Featured Column: Despite Small August Uptick, Jobless Rate Likely to Decline

Published October 10, 2013

By Lynn Reaser

California's jobs picture was mixed in August.

After declining earlier in the year, the jobless rate moved up for the second month in a row during August, rising to 8.9% from 8.7% in July. The rise came despite a drop each month in the labor force. 

In contrast, the report on nonfarm payrolls, which is typically more reliable since it is based on company records as opposed to a survey of households, has shown an acceleration in job growth during the past two months following a slowdown during the spring.

August saw California adding 29,000 jobs during the month, following a job gain of 28,000 during July.  Job growth was also broad-based last month and was notably strong in the goods producing area--mining (oil and gas), construction, and manufacturing.

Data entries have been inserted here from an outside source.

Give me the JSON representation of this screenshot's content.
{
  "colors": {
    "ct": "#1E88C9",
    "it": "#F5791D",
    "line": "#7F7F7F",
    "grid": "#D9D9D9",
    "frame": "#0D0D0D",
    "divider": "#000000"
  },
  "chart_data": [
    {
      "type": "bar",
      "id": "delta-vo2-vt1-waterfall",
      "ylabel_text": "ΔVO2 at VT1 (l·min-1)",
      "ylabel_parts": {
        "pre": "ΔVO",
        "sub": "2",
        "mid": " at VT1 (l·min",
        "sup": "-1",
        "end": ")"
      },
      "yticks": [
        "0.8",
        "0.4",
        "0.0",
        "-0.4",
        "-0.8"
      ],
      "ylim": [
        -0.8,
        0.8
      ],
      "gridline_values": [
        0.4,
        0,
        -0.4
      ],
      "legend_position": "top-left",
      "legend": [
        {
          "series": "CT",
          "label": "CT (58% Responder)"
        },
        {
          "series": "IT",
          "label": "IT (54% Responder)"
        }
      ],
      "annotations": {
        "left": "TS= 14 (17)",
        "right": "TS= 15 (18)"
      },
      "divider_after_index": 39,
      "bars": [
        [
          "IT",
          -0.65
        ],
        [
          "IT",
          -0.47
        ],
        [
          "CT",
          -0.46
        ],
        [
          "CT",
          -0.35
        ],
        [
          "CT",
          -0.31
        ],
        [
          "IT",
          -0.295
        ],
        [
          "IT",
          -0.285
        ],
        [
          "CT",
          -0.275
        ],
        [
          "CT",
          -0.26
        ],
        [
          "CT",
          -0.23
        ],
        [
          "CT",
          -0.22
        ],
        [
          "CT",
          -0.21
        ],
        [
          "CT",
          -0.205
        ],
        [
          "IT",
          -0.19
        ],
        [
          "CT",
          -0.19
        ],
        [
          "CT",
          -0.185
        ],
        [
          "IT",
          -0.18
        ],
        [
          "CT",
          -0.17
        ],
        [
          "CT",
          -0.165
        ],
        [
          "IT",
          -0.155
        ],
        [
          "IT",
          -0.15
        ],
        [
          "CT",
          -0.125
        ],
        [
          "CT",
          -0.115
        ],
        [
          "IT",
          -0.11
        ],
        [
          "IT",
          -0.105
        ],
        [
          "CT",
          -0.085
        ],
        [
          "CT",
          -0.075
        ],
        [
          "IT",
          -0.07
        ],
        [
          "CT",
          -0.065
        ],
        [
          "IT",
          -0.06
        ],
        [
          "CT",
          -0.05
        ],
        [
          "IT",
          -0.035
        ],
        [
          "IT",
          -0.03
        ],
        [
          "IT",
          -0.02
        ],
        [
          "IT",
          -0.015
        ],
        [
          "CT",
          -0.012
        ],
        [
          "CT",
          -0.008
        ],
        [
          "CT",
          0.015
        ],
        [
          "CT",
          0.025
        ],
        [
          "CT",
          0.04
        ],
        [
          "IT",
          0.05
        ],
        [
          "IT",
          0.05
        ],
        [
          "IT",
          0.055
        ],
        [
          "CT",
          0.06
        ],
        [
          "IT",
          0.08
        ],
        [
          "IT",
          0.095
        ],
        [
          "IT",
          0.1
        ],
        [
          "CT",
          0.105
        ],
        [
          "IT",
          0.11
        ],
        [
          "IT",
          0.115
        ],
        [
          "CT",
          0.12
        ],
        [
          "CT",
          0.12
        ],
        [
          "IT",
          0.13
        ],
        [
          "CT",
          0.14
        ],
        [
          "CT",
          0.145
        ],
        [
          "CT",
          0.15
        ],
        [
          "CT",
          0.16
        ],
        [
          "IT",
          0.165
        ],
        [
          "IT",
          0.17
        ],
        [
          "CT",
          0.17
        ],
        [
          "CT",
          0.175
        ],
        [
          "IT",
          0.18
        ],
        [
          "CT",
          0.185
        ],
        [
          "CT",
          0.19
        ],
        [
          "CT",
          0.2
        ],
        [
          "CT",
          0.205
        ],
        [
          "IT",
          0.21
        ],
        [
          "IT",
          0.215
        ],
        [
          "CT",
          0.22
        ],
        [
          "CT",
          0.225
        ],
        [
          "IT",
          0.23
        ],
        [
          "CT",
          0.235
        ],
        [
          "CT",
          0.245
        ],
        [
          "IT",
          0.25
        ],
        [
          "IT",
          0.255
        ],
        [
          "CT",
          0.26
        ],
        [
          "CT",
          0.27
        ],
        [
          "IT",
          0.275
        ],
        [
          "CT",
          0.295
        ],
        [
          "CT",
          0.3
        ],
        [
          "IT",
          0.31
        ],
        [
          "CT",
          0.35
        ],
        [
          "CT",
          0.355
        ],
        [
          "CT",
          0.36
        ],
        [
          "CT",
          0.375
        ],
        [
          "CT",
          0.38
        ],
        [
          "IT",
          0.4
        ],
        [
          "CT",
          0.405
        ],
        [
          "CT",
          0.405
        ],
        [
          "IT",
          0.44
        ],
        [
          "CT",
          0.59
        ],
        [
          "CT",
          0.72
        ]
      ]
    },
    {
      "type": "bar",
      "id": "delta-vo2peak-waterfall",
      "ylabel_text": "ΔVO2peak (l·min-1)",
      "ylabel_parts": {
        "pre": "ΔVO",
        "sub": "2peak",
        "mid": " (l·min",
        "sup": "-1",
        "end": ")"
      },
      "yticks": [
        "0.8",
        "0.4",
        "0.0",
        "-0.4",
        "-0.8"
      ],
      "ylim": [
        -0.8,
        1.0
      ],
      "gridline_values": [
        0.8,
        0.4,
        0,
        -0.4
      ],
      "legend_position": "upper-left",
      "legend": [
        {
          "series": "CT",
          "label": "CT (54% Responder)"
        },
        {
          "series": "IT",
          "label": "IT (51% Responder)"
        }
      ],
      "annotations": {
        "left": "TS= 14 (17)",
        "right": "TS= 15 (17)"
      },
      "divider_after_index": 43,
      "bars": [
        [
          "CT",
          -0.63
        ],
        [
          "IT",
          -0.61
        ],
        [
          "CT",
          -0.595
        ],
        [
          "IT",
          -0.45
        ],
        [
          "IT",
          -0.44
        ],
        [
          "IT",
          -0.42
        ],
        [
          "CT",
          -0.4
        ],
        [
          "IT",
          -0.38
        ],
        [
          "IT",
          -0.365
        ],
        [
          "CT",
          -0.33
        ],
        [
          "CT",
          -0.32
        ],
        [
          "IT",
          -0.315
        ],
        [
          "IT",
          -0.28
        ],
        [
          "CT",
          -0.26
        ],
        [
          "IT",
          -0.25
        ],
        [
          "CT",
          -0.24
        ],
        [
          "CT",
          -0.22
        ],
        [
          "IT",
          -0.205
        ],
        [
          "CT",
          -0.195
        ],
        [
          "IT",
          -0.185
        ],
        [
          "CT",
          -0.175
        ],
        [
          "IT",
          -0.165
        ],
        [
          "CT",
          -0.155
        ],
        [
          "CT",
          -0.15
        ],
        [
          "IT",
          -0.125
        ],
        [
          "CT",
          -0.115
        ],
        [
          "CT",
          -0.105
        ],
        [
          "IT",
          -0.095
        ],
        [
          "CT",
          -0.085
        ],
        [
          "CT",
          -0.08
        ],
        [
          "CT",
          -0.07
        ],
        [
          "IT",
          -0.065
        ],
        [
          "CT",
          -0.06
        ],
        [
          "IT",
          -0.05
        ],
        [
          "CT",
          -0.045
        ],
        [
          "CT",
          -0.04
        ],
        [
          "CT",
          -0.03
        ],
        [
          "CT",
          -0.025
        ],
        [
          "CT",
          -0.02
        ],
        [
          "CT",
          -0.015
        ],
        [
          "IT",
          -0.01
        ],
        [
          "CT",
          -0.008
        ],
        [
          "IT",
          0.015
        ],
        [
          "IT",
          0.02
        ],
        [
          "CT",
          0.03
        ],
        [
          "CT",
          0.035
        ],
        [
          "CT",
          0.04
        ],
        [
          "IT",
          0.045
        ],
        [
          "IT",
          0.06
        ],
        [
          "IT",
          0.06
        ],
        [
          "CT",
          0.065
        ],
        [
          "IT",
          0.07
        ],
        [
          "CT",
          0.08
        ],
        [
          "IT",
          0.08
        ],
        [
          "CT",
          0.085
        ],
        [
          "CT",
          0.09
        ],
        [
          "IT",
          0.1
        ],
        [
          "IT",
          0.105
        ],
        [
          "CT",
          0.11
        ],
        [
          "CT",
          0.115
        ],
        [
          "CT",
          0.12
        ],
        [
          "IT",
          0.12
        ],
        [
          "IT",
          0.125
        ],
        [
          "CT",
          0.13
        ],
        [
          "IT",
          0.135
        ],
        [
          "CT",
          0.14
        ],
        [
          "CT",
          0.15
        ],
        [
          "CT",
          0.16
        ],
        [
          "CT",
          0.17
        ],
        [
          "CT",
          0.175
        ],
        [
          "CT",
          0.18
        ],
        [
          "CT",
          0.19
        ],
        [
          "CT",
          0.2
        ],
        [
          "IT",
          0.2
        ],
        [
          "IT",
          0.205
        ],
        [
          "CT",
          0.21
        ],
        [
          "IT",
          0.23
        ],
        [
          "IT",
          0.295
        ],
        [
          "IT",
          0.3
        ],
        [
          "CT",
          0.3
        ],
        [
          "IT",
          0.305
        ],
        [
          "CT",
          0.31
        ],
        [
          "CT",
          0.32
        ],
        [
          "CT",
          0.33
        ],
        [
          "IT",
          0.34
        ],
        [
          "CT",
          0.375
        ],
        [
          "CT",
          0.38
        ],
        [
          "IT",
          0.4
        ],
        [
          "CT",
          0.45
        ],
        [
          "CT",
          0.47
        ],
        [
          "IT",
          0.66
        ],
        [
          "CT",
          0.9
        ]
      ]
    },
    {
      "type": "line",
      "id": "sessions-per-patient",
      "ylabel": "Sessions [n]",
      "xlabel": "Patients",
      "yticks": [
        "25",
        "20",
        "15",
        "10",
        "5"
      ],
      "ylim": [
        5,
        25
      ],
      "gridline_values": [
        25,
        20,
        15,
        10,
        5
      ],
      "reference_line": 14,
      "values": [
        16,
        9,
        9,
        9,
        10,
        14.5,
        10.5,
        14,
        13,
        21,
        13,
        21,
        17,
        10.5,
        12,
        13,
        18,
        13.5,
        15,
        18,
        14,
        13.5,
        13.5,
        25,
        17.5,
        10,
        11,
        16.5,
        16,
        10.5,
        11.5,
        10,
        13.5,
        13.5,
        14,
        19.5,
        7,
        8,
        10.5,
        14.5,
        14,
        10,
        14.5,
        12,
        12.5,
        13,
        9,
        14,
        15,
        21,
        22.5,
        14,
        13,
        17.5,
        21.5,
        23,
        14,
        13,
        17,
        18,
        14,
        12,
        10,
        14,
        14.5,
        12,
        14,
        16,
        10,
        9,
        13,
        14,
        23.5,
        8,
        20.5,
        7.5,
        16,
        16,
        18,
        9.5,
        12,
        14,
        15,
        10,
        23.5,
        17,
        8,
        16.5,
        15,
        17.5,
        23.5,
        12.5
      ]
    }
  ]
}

Other areas that saw solid job gains included transportation and warehousing; finance; leisure and hospitality; and health care. Government employment was flat as hiring in that area may be stabilizing.

(Due to the Federal Government shutdown, no additional figures were released in the month of September).

On the weaker side, retail jobs declined last month -- a concern since this sector has typically been a sector of sizable growth. Jobs in scientific research fell, which could reflect sequestration cuts in funding by federal agencies. Employment in the motion picture industry also declined.

California faces a number of risks during the balance of the year, including issues related to the federal budget, oil prices, interest rates, and uncertainty about the Affordable Care Act.  

On balance, the state is likely to see some moderation in job growth during the remainder of 2013, but the unemployment rate is likely to resume a modest decline.

Lynn Reaser is Chief Economist of the Controller's Council of Economic Advisors.